I also read the specs say that the Maximum number of VPN tunnels that can support a PIX 501 is 5. Because I'm not going to make a tunnel between the PIX 501 at the remote site and the 3640 on the central site, I think I would be OK. Is that correct or is the max value talk the maximum number of concurrent sessions on the tunnel tunnels?
.
Thank you.
UDP traffic always creates a session in the PIX so that the return traffic will be allowed in. The UDP timeout is 2 minutes but IIRC. If you go around NAT with a statement of "nat 0" should not create an xlate I think.
The real time is hard to say really, probably around 2 minutes for a UDP-only user, you would probably make a few 'local sho' orders on the PIX to really see for sure however.
-
Hello
I am facing a problem in my site to site VPN configuration, router management site gets the address public IP of the DHCP server as I have built a dynamic crypto map on the router HQ
First phase ISAKMP is operational running, I am trying to ping the LAN 192.168.85.0 for the HQ 172.16.12.0 LAN but it won't go through and when I check the ipsec security associations I can see that packets are encrypted on the side of the branch and decrypted on the side of HQ but the HQ router no PING response at all and he saw not encrypted packets
I have attached my configurations, I had to hide some information just for safety
Help, please!
Mostafa
Hello Mustafa,
Havinf a glance at your config, it seems you have not correctly configured on your HQ NAT exemption.

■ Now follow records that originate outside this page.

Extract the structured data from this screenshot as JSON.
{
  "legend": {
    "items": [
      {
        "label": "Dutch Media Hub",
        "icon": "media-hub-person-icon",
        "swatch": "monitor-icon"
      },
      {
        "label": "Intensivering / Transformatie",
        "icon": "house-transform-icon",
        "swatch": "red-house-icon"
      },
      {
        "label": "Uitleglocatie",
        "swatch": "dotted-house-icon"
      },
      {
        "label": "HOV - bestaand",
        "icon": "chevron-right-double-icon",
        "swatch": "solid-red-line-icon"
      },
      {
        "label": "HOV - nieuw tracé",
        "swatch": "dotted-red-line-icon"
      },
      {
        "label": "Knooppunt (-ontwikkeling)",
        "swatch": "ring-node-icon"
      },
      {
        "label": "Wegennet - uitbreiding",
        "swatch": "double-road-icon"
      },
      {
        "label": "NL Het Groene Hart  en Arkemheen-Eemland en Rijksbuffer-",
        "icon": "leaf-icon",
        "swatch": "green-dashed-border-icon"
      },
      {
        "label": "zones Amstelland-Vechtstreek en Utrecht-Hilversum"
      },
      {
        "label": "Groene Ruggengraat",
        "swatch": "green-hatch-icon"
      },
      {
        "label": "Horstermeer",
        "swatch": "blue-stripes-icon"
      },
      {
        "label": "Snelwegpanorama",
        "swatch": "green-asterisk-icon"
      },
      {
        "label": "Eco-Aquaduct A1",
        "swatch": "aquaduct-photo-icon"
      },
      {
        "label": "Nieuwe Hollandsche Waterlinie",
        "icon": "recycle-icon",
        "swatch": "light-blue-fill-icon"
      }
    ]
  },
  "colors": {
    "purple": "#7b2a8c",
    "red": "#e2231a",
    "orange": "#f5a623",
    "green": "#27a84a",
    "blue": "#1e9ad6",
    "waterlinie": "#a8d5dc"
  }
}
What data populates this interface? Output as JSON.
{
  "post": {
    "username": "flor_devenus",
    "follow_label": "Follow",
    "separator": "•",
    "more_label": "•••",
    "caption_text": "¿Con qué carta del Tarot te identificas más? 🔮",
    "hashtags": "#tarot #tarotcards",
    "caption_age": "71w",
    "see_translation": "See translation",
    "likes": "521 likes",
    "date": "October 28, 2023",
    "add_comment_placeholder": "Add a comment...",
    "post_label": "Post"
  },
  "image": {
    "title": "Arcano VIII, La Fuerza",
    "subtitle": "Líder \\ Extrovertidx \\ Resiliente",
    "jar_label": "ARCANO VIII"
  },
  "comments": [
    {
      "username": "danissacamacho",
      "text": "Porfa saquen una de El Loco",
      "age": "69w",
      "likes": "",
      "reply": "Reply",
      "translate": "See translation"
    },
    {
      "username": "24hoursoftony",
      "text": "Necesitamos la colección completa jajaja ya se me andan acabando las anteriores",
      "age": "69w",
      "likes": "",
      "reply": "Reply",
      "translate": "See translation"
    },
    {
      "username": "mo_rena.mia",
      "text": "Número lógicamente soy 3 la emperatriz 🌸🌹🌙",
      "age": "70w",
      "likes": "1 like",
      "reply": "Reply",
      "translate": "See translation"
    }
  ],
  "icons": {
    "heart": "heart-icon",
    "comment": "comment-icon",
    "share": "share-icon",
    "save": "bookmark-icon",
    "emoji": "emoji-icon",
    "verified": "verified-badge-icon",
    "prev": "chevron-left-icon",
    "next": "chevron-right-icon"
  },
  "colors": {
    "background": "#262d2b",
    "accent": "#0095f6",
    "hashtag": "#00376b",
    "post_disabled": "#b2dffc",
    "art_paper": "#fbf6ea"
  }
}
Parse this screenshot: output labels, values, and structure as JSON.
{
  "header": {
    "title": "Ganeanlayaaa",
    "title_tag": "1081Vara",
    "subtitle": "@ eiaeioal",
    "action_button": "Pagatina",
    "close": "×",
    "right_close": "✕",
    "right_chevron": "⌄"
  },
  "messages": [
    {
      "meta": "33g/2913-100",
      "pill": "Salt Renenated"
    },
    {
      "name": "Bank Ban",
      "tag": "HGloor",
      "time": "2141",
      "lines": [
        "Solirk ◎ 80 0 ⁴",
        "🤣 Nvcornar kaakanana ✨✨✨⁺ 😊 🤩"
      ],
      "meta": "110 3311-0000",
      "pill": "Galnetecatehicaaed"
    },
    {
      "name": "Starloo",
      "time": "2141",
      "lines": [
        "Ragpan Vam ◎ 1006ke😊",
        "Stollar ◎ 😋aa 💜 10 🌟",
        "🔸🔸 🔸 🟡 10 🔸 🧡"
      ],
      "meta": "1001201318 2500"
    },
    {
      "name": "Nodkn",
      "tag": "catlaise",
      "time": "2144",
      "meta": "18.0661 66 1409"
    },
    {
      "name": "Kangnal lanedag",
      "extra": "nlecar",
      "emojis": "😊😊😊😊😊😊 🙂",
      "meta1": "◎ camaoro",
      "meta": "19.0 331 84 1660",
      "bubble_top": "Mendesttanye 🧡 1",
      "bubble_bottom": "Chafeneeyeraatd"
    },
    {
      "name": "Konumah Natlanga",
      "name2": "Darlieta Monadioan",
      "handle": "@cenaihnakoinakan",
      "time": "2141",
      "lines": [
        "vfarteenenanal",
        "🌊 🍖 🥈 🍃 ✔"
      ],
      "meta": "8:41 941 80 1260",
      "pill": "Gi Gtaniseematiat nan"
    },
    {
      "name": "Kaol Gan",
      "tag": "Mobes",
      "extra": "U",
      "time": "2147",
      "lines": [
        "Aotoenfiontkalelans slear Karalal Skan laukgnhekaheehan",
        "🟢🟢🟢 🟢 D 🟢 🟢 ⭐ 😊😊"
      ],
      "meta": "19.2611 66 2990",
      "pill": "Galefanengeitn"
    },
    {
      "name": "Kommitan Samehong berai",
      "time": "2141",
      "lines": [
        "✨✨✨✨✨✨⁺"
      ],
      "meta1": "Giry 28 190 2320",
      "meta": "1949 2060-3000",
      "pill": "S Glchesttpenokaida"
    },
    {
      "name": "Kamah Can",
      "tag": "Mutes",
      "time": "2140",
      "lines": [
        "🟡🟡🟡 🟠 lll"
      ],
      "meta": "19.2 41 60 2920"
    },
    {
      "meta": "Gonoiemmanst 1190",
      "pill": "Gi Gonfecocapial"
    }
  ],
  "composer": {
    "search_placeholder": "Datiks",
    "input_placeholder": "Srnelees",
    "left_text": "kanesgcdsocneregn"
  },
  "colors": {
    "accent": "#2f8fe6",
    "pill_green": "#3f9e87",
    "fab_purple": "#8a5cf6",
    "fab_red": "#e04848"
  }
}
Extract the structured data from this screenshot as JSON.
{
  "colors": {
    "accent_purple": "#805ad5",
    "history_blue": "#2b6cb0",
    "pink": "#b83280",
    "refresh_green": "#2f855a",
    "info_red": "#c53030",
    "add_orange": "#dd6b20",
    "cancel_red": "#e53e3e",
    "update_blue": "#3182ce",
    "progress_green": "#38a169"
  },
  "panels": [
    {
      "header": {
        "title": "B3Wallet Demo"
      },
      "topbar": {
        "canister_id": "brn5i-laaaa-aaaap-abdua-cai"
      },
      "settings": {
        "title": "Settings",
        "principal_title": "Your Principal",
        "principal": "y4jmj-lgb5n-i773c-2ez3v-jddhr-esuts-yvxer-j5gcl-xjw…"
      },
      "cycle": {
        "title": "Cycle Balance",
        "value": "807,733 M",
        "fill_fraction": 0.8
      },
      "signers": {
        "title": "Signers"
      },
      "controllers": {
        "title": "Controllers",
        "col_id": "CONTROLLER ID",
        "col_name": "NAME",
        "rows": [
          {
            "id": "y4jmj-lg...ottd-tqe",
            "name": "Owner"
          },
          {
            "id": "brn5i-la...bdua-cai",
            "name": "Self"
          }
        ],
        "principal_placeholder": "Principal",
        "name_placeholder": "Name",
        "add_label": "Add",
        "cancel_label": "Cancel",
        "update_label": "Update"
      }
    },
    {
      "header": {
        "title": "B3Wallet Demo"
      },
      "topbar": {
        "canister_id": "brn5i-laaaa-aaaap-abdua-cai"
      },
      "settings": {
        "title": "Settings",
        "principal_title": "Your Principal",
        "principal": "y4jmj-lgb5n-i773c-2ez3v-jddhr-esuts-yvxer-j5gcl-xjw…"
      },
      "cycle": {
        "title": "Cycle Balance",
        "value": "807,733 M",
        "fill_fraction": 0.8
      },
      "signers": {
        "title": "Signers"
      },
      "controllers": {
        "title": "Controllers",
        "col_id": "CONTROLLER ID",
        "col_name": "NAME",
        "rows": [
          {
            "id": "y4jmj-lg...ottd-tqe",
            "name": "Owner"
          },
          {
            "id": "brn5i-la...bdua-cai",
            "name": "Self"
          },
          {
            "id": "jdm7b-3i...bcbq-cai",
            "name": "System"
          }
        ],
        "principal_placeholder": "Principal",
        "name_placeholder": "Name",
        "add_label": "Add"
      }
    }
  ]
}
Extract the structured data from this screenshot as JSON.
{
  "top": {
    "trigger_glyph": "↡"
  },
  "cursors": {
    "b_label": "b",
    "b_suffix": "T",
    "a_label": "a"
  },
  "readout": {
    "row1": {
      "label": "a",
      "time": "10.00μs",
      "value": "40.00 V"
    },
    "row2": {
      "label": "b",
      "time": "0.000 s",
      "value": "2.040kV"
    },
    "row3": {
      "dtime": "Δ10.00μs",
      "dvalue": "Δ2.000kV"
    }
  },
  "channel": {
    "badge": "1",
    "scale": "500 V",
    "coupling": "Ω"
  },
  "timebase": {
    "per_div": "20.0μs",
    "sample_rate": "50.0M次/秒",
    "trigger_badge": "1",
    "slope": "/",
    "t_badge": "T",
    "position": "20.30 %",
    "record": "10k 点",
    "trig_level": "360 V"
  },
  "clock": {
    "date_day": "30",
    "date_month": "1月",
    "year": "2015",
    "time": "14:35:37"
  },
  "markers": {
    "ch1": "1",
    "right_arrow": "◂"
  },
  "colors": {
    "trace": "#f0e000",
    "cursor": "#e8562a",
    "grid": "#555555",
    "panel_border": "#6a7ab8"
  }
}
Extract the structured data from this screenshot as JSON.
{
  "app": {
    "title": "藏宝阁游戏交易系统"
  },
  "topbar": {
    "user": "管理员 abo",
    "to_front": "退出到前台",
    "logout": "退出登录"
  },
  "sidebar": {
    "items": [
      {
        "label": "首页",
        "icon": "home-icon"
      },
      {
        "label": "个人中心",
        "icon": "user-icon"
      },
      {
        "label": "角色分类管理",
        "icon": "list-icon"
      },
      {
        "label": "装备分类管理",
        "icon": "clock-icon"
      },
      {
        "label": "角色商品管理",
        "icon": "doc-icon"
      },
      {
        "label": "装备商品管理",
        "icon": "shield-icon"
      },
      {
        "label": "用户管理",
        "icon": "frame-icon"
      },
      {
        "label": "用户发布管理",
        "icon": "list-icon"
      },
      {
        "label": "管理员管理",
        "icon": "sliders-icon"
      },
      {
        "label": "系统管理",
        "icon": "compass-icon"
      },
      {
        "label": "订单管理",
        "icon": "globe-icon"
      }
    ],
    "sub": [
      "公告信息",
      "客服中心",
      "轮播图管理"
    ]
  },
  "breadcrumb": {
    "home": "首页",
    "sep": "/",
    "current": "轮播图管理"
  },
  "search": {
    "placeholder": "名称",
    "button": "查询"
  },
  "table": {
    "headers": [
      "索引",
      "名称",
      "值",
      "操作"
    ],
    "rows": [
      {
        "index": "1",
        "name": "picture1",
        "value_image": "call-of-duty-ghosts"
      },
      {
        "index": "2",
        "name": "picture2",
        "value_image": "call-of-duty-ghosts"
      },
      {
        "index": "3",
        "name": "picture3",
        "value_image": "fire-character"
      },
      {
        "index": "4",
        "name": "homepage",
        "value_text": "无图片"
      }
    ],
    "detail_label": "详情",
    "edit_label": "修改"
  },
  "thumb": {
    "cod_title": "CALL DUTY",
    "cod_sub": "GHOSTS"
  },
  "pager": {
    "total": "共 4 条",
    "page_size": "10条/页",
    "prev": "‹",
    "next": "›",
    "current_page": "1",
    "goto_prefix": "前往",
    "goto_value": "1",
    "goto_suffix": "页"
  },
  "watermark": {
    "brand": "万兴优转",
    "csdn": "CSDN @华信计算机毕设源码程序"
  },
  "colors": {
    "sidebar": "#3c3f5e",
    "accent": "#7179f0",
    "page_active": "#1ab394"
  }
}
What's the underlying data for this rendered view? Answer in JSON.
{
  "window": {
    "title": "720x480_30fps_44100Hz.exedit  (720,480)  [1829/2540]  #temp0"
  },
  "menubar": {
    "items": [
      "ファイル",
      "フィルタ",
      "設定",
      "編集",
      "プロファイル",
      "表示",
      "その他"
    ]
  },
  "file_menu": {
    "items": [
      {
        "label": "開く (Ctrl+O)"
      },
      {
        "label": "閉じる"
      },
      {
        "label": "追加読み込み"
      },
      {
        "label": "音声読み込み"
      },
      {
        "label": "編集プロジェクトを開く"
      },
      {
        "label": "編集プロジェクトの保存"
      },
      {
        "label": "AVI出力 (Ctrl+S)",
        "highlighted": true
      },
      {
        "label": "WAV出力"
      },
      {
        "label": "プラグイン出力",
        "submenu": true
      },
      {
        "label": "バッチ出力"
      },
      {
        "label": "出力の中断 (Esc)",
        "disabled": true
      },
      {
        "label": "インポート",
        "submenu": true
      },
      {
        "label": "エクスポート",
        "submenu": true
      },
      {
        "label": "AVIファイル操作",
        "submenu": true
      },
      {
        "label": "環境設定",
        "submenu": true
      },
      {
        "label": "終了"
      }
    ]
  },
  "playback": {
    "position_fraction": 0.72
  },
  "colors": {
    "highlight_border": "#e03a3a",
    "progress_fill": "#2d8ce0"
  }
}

ip access-list extended NAT deny ip 172.16.12.0 0.0.0.255 192.168.75.0 0.0.0.255 deny ip 172.16.12.0 0.0.0.255 172.16.20.0 0.0.0.255 permit ip 172.16.12.0 0.0.0.255 any deny ip 172.16.12.0 0.0.0.255 192.168.85.0 0.0.0.255
In this interesting ACL traffic is refused in the last. So it is not exempted from NAT, as ACL are processed in top-down, your valuable traffic is already matching permit statement in NAT ACL therefore subject to NAT on HQ. Refuse the declaration of exemption, interesting traffic NAT should precede the statement of license.
HTH
"Please note useful posts.
Maybe you are looking for
-
How to clear these latest research iOS10 cards?
I search when I finally used an iPhone I couple of years back.
-
How can I get my menu bar on my macbook pro? The dock also disappeared. I know I have to take my pointer upwards (or downwards), but it's a waste of time and that bothers me. Its only happens on Safari, and not on other applications.
-
Hello a question about tables. In my application I read data from a database to analyze; they are ordered by date, and the user can select the period they wish to analyze. When it selects a query runs and put the data in a table. I need to perform ca
-
How can I the language in windows XP?
Where can I go to change the language in Windows XP?